Виктория в немом изумлении уставилась на маленькую женщину. Мужчины тискают женскую грудь; женщины не тискают друг друга.

Шерстяное платье лежало на полу между ними.

Виктория забыла о гордости.

Да, она стояла обнаженной перед Габриэлем. Но сейчас она не собиралась выставлять напоказ свое обнаженное тело женщине, которая хватала ее за грудь.

Виктория нагнулась, чтобы поднять платье.

Маленькая нога в кожаном ботинке отбросила его в сторону. Виктория, не отрываясь, смотрела, как ее одежда скользит по натертому до зеркального блеска деревянному полу.

– Вы сейчас на моем попечении, мадмуазель. – Многолетняя уверенность в своем праве повелевать прозвучала в голосе старой женщины. – Я не потерплю, чтобы моя женщина ходила в лохмотьях.

На моем попечении… моя женщина.

Неужели Габриэль хочет, чтобы ее обучили работе проститутки?

Взгляд Виктории поймал отражение свисающей груди на полированном деревянном полу. Остро осознавая всю уязвимость своего положения, Виктория разогнулась, ощущая, как тонкий ручеек холодной воды проложил себе дорогу между ее ягодиц.

Она сжала руки в кулаки.

– Мадам Рене, мне не нужна сводница.

Старая женщина выпрямилась во весь свой рост.

– Я – сouturiere, мадмуазель.

Модистка.

Габриэль сказал, что его дом не бордель. Тогда что здесь делает модистка?

– Madame, здесь явно какая-то ошибка, – ответила Виктория, ощущая при этом, как затвердели от холода ее соски. – Я не посылала за…сouturiere.

Задумавшись, гостья прикрыла свои желтовато-коричневые глаза.

– C’est vrai, – ответила она.

– Что правда? – резко спросила Виктория, подавляя в себе инстинктивное желание прикрыться руками.

– Месье Габриэль, он не может, – как вы англичане это говорите, – достигнуть эрекции с женщиной.

Перед мысленным взором Виктории возникла картина из недавнего прошлого: стоящий над ней Габриэль, его черные шелковые брюки, эхо ее слов, эхо его слов.

Ему было больно говорить ей правду.

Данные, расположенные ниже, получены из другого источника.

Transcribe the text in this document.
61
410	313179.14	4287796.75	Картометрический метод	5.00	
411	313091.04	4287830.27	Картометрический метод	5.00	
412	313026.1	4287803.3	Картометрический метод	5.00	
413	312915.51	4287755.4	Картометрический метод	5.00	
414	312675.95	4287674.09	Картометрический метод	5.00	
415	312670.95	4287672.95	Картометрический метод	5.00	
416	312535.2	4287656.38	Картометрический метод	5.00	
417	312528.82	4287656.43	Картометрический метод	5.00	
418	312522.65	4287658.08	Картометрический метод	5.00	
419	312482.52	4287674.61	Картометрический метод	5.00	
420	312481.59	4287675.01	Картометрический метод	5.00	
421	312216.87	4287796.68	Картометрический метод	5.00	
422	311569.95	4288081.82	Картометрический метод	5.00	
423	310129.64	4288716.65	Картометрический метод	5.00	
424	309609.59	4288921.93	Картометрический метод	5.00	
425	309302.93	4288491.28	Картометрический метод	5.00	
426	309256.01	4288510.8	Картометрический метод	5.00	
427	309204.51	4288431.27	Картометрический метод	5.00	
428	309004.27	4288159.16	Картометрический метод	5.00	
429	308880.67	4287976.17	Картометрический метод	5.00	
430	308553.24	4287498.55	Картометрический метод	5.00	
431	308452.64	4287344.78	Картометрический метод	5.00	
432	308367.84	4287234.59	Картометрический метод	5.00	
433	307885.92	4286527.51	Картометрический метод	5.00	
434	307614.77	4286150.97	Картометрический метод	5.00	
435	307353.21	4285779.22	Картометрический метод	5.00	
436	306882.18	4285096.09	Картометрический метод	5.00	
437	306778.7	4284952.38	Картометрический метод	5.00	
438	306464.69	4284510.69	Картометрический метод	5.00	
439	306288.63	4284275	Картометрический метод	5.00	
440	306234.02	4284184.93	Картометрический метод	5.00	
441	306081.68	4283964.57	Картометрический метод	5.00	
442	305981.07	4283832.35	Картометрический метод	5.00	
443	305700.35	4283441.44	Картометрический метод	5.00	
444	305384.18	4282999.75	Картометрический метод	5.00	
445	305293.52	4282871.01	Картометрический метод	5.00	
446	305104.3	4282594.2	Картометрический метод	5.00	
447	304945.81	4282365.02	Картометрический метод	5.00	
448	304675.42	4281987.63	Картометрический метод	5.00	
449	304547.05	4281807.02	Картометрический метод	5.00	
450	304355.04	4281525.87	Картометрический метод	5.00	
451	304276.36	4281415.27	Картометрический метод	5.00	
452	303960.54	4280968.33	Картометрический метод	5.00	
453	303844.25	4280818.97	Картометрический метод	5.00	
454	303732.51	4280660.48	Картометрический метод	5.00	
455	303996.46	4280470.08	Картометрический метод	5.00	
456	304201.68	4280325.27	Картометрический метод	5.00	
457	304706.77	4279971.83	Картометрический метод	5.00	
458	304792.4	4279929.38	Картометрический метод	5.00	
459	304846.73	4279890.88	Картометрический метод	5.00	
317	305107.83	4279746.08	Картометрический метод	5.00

Но это его не остановило.

Как эта женщина смеет судить Габриэля?

За пронзительным взглядом гостьи угадывалось напряжение от едва сдерживаемого гнева.

Была лишь одна причина, по которой эта властная женщина пришла сюда. «Эта chamre de coucher…принадлежит месье Габриэлю».

– Месье Габриэль послал за вами, – проницательно заметила Виктория.

Женщина склонила свою голову на бок.

– Оui, он послал за одной из моих швей.

Но он не посылал именно за мадам Рене.

– А вы захотели лично удостовериться, что это за женщина, которую он купил, – высказала предположение Виктория.

– Весь Лондон хочет увидеть женщину, которую купил себе месье Габриэль, мадмуазель.

Чтобы они могли осудить его. Как он уже осудил себя сам.

– Вы достигли своей цели, мадам Рене, – резко ответила Виктория. – А теперь, пожалуйста, уйдите. Своим клиентам вы можете сообщить, что месье Габриэль не испытывает проблем с сексуальным влечением к женщине.

И то, что у Виктории сносная грудь, но нет бедер и ягодиц.

В глазах мадам Рене засветилось любопытство.

– Вы разозлились.

Виктория не видела смысла отрицать это.

– Я не люблю досужие сплетни, мадам.

Виктория лишилась работы из-за лжи. А сейчас это может стоить ей жизни.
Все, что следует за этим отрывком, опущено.